8. The modification of the reward system
A very important rule in Section 777 of the ABC stipulates that it is necessary to adjust the provisions of agreements on performance of an office and payment within the limit of six months from the day this Act comes into effect, otherwise the performance of the office is considered gratuitous.
The agreement on the performance of an office should be concluded in writing and afterwards it should be approved by the supreme organ of the company.
If members of the organ of the company perform their office for a fee, the agreement on the performance of an office should provide for the particulars of the remuneration specified in Section 60 of the ABC.
Rights and obligations arising between the limited liability company and a member of its organ are governed as appropriate according to the provisions of the New civil code regulating the so called mandate, unless the agreement on performance of an office, if concluded, or the ABC stipulate otherwise. But it is advised to keep in mind that the provisions of the Civil code regulating the administration of someone else´s property will not be applied.

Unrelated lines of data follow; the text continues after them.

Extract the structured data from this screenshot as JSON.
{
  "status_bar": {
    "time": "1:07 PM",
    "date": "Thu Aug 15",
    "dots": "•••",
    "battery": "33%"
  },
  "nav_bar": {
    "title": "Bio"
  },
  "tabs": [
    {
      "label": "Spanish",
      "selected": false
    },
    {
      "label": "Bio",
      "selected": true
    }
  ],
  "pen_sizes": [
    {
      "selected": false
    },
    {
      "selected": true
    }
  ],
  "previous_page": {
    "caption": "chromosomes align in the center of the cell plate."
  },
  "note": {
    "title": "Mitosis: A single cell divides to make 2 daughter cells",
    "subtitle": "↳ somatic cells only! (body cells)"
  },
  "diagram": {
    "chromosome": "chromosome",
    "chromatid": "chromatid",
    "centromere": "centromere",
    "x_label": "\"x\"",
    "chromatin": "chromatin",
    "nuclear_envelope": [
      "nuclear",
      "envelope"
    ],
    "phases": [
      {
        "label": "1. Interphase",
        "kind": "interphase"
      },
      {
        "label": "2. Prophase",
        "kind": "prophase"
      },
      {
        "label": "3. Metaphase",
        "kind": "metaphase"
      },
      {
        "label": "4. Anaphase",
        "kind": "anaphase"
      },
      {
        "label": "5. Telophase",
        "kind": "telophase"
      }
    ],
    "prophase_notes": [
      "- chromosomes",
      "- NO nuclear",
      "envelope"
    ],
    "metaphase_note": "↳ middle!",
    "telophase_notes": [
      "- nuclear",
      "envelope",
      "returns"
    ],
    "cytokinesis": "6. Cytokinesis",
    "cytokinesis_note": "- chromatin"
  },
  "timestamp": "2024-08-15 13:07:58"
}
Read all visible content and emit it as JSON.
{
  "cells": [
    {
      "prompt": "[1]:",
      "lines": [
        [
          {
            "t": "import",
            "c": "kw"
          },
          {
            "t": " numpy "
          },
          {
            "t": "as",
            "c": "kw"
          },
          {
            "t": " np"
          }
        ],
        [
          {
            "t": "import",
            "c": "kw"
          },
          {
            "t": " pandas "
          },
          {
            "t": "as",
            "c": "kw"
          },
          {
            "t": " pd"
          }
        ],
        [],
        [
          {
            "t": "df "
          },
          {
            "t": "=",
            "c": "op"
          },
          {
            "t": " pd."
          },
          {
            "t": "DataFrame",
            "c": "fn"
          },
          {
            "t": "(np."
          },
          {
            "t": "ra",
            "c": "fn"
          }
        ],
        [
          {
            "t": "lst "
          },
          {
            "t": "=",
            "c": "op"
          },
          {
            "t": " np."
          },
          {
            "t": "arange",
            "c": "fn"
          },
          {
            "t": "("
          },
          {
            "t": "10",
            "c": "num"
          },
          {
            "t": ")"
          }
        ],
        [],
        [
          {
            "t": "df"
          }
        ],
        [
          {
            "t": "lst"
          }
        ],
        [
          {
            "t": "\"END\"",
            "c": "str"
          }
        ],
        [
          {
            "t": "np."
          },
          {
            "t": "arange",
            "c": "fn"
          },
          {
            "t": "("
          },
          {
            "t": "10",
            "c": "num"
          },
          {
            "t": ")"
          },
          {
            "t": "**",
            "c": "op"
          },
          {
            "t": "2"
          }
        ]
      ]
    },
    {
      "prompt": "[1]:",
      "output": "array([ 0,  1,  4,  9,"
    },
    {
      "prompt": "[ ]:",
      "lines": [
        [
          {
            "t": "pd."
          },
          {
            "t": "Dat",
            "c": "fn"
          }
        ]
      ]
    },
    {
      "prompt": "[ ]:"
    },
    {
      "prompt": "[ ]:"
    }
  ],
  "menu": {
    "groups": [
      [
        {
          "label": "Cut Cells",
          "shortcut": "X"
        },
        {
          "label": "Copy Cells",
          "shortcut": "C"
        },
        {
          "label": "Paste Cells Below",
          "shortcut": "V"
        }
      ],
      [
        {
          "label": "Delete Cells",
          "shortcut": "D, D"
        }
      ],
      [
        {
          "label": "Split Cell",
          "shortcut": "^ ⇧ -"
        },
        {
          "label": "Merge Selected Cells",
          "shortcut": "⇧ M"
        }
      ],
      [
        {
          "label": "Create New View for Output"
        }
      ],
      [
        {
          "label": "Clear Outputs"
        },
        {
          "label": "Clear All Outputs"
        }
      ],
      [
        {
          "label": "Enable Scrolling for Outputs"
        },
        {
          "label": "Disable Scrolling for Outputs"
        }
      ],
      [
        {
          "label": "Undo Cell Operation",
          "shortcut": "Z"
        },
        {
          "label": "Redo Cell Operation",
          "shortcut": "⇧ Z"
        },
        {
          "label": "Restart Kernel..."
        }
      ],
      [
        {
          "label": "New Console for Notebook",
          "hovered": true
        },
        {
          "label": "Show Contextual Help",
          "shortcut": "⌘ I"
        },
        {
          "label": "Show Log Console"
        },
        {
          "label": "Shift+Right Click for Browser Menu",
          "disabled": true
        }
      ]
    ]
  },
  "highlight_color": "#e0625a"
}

9. The withdrawal of a shareholder from the company
From the 1st of January 2014 the ABC counts with the following possibilities regarding the withdrawal of a shareholder from the company:
The first category falls on situations when the member of the company does not acquiesce in the general meeting´s decision which radically modifies conditions under which the company was founded. The shareholder would thus be allowed to withdraw from the company only if the general meeting decided on the modification of the prevailing nature of business or on the prolongation of the duration of the existence of the company. The shareholder would also be allowed to withdraw from the company if the general meeting decided on payment of additional contributions by a resolution and the shareholder had not voted for such obligation. Regarding the fact that the ABC permits the creation of various types of shares, it is easily imaginable that shareholders who own more shares would vote for the imposition of the duty of payment of additional contributions only in relation to some of their shares, whereas they would vote reversely as for their remaining shares.
The second category targets the fact that shareholders are not obliged to stay in the company against their will and may take advantage of the possibility to transfer their share to a third party or other shareholder with the consent of the authorized organ. Should this consent not be awarded within the limit of six months from the day on which the agreement on the transfer of the share was concluded due to the inaction of this authorized organ or due to the refusal to consent without justifiable reasons, the shareholder is allowed at this moment to withdraw from the company within the limit of one month from the day of the termination of the agreement.
10. The Web site of the company
If the limited liability company disposes of its own web site, a new duty rises with the arrival of the 1st of January 2014. Pursuant to the legislation, on condition that the limited liability company has its own web site, it will be obliged to provide not only the information, which is compulsorily stated on commercial documents produced by the company, but also other information laid down by law. In connection with the aforementioned, the New civil code stipulates that entrepreneurs must state on their commercial papers (and thus consequently also on their web site if the company has one) their business name, or name or designation, registered office, details in the entry in the Commercial Register, including the section and the respective file number of the entry, and also an identity number if any. On the other hand, if the company does not own its own web site, it is exempt from such duty.